The consumer panel believes that the revalidation process should be objective and based upon actual performance, with the lawyer’s performance independently evaluated by a third party. It is also suggested that if lawyers “repeatedly cannot demonstrate they are competent” then they should lose their right to practise. The panel wants this to be a last resort rather than a cull, rather like the GMC scheme.

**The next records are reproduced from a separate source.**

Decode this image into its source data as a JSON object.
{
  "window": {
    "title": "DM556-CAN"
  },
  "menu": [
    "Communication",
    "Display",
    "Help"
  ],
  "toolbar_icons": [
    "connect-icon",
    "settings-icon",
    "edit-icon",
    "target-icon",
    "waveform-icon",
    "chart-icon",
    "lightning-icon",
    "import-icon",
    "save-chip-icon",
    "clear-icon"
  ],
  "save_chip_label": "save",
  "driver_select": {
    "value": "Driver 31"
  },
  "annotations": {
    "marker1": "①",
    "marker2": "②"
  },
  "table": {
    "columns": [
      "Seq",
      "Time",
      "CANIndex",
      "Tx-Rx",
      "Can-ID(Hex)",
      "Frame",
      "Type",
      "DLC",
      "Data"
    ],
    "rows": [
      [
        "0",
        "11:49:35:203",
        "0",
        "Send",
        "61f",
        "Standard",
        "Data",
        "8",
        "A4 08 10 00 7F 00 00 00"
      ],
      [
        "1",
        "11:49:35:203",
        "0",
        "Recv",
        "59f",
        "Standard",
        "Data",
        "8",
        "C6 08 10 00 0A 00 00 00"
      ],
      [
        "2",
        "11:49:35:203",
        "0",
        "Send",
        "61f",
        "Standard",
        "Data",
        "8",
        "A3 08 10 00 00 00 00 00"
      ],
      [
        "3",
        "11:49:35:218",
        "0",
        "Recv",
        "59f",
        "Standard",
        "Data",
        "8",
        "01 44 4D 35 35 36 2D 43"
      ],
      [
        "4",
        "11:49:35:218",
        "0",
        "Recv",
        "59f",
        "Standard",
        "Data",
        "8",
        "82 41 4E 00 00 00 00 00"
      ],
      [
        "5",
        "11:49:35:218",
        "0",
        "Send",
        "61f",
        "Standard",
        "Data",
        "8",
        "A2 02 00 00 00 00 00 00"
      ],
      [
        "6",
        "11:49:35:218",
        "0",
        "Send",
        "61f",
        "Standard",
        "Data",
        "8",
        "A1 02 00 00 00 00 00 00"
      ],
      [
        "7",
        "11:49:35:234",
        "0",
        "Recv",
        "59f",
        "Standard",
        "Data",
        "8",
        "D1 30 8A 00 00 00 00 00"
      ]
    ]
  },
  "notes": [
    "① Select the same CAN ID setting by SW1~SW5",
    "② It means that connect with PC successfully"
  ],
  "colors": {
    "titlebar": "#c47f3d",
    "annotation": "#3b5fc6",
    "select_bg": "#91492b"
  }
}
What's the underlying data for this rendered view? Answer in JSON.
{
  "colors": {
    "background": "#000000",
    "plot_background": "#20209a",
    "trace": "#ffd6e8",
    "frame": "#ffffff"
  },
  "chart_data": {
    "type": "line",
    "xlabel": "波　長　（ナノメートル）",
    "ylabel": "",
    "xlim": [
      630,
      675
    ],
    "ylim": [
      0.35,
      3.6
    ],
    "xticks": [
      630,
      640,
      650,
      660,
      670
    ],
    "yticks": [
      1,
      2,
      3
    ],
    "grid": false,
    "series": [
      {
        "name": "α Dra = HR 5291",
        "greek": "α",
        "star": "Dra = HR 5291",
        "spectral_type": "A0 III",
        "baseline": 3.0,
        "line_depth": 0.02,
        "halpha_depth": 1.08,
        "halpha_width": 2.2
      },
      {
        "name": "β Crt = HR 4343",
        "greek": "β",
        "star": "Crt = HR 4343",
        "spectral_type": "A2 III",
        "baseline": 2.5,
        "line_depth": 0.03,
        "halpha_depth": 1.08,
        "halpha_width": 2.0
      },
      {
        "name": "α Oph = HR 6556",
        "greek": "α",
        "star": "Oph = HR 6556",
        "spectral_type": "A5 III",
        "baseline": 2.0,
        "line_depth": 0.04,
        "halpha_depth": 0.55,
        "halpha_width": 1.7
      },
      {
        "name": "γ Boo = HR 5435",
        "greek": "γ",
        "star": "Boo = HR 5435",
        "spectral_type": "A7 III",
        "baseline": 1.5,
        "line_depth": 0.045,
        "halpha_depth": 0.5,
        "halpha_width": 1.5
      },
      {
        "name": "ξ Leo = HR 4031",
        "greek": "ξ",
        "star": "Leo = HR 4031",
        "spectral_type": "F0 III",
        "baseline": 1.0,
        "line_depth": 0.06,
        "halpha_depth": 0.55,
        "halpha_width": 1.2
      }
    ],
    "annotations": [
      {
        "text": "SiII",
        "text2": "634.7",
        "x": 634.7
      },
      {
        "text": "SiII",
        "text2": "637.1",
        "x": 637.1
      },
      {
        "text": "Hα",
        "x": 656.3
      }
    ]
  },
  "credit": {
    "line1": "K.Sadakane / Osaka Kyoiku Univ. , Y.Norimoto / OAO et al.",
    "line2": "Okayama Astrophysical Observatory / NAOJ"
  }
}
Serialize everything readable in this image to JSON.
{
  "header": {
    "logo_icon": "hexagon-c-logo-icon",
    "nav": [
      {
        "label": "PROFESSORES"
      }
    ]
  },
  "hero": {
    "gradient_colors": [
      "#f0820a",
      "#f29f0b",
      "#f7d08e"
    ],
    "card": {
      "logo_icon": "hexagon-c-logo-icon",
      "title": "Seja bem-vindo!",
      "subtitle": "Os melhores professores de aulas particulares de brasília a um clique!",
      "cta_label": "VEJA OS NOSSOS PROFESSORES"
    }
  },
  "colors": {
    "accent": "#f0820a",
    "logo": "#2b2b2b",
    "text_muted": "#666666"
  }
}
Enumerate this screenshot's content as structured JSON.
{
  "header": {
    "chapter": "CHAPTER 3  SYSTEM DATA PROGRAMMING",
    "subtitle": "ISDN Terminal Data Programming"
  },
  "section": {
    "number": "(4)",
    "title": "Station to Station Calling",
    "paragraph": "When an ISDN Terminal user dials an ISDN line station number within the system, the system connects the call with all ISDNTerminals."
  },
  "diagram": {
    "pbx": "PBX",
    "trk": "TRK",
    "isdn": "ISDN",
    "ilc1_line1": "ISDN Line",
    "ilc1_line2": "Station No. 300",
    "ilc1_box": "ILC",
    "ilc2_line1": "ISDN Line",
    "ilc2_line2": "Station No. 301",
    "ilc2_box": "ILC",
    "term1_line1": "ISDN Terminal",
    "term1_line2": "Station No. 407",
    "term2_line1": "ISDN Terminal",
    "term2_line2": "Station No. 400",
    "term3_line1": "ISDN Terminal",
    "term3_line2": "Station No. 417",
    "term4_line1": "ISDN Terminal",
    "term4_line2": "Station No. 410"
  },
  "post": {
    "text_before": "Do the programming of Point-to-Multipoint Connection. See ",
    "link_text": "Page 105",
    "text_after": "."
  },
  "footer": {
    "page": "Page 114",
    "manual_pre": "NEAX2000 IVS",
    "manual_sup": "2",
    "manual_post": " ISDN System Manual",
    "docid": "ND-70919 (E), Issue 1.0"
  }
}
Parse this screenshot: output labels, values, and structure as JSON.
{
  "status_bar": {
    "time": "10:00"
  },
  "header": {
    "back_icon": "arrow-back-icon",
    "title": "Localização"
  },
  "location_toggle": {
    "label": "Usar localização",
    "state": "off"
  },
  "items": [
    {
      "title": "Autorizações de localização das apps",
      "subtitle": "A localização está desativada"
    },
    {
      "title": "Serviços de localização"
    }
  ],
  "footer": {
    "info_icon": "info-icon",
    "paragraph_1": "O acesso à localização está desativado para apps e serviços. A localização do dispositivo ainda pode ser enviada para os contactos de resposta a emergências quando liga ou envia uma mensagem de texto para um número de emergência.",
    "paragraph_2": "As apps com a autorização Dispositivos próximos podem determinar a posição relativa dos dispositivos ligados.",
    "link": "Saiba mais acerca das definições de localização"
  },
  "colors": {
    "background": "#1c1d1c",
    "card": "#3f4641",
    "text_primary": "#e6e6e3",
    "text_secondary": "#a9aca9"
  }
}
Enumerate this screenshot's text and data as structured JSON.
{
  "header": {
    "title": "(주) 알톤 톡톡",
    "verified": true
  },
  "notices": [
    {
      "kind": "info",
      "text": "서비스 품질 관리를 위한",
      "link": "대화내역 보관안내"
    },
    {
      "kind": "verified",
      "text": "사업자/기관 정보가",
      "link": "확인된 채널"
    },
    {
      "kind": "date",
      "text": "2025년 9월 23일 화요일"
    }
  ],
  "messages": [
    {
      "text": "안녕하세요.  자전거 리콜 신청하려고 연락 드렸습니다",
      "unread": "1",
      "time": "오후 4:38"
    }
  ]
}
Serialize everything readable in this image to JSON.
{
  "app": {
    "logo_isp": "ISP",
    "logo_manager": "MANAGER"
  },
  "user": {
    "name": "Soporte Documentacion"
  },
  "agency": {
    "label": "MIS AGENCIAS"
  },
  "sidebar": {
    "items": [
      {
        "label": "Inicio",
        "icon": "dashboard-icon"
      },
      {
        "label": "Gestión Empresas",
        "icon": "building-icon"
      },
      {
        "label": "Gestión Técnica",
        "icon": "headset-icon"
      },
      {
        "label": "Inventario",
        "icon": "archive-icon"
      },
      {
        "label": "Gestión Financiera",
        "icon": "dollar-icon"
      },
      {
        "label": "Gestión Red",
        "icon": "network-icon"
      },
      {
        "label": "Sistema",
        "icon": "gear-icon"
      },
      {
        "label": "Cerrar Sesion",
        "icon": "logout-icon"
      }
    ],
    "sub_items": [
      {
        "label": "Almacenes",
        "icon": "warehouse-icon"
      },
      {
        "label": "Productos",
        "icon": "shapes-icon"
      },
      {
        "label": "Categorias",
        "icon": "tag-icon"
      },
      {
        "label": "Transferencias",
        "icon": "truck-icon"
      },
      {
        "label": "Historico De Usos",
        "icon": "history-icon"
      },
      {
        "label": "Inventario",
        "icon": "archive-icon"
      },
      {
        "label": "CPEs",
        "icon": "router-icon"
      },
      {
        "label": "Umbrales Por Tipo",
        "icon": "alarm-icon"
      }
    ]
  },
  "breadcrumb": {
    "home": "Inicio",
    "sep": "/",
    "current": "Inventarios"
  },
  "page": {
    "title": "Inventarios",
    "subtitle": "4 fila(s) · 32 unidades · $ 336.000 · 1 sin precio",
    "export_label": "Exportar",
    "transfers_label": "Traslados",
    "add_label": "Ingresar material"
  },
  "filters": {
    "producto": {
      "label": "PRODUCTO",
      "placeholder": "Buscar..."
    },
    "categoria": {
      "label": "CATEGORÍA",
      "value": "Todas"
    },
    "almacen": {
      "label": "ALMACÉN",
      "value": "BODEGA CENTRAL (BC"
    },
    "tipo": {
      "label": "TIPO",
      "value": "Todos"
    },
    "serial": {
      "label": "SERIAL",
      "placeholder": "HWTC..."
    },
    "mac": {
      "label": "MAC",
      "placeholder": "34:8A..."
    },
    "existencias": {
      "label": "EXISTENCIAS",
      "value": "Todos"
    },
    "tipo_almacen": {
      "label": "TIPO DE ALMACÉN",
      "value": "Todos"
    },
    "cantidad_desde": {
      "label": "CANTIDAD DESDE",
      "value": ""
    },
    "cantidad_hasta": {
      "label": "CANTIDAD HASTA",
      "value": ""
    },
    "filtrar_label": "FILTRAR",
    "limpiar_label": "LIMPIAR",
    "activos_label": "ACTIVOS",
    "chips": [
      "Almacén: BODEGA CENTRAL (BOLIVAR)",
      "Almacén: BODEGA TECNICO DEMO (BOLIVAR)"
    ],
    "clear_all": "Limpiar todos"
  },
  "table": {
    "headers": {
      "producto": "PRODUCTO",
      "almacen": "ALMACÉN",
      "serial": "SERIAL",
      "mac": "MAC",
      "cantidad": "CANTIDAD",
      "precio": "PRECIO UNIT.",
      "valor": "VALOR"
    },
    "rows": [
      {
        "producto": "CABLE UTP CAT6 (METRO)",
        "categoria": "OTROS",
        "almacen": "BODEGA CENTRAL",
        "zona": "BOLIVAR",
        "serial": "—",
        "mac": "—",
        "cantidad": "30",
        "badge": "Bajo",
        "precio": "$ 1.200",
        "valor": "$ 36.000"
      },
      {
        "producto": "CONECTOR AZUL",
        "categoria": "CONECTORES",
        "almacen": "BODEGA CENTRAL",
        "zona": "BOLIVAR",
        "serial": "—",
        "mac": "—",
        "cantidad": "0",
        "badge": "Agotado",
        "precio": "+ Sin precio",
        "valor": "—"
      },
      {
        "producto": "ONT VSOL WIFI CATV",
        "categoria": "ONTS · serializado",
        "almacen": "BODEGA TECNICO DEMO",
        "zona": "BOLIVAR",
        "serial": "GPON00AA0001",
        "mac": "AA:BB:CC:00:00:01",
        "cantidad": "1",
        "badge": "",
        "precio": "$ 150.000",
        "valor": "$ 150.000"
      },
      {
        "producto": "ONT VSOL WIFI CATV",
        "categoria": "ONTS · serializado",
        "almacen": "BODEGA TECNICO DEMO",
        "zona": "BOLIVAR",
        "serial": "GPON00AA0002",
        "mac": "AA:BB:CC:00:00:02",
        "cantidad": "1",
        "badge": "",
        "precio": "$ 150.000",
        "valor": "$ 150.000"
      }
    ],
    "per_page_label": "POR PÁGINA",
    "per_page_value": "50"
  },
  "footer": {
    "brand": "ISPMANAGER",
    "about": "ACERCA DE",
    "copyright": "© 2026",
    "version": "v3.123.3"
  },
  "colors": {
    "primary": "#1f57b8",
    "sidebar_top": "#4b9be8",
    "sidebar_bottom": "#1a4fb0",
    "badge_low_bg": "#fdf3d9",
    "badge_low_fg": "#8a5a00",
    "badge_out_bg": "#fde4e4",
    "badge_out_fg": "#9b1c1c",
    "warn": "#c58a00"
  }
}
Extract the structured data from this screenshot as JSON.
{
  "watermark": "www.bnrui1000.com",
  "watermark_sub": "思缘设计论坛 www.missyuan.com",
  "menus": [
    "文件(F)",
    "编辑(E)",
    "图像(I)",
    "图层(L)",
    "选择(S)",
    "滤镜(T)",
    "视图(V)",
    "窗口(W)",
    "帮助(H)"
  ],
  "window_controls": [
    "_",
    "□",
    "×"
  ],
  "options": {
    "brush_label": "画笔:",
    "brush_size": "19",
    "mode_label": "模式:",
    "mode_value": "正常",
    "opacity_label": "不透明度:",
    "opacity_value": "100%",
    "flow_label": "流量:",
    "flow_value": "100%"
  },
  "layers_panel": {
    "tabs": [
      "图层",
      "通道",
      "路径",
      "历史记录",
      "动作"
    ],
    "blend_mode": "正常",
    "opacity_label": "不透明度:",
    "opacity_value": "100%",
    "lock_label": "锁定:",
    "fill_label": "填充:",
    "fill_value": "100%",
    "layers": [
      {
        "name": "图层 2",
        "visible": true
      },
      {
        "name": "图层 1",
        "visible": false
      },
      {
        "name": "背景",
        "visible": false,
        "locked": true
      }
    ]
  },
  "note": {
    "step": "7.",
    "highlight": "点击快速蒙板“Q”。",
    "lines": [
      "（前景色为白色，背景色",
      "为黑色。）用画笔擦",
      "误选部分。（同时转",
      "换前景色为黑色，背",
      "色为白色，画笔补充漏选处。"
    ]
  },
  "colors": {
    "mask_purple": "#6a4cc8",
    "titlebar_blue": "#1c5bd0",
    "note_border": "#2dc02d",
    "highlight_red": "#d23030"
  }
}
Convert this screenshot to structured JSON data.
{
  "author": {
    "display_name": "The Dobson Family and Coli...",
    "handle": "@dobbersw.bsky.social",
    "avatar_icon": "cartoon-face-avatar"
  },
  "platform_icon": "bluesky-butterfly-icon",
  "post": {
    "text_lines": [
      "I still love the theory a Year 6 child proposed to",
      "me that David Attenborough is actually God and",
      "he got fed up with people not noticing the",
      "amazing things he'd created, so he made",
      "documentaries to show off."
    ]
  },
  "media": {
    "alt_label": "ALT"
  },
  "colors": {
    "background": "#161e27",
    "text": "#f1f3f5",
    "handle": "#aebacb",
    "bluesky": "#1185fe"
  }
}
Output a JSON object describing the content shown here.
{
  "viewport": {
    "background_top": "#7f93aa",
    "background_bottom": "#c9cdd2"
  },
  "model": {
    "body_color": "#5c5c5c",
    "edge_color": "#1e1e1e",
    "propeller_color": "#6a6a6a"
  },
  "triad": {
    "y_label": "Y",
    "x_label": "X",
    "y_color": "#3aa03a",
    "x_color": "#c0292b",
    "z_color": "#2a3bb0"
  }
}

Similarly, the revalidation would also include a portfolio of evidence such as orthodox CPD, appraisals, peer reviews, complaints and regulatory history.
The panel has suggested that revalidation should be prioritised in areas where “lawyers are separately authorised for higher quality-risk activities”. The lower-risk areas would no doubt follow once the higher quality-risk areas have been deemed successfully improved. This is consistent with the initial steps being taken by the Law Society to finalise a reaccreditation structure across all its accreditation schemes and the Quality Assurance Scheme for Advocates will require revalidation every five years.
It seems clear, though, that a major part of the answer to the issue of ongoing competence lies in the hands of practitioners, by taking a more structured and disciplined approach to the question of post-qualification training. Physician, heal thyself!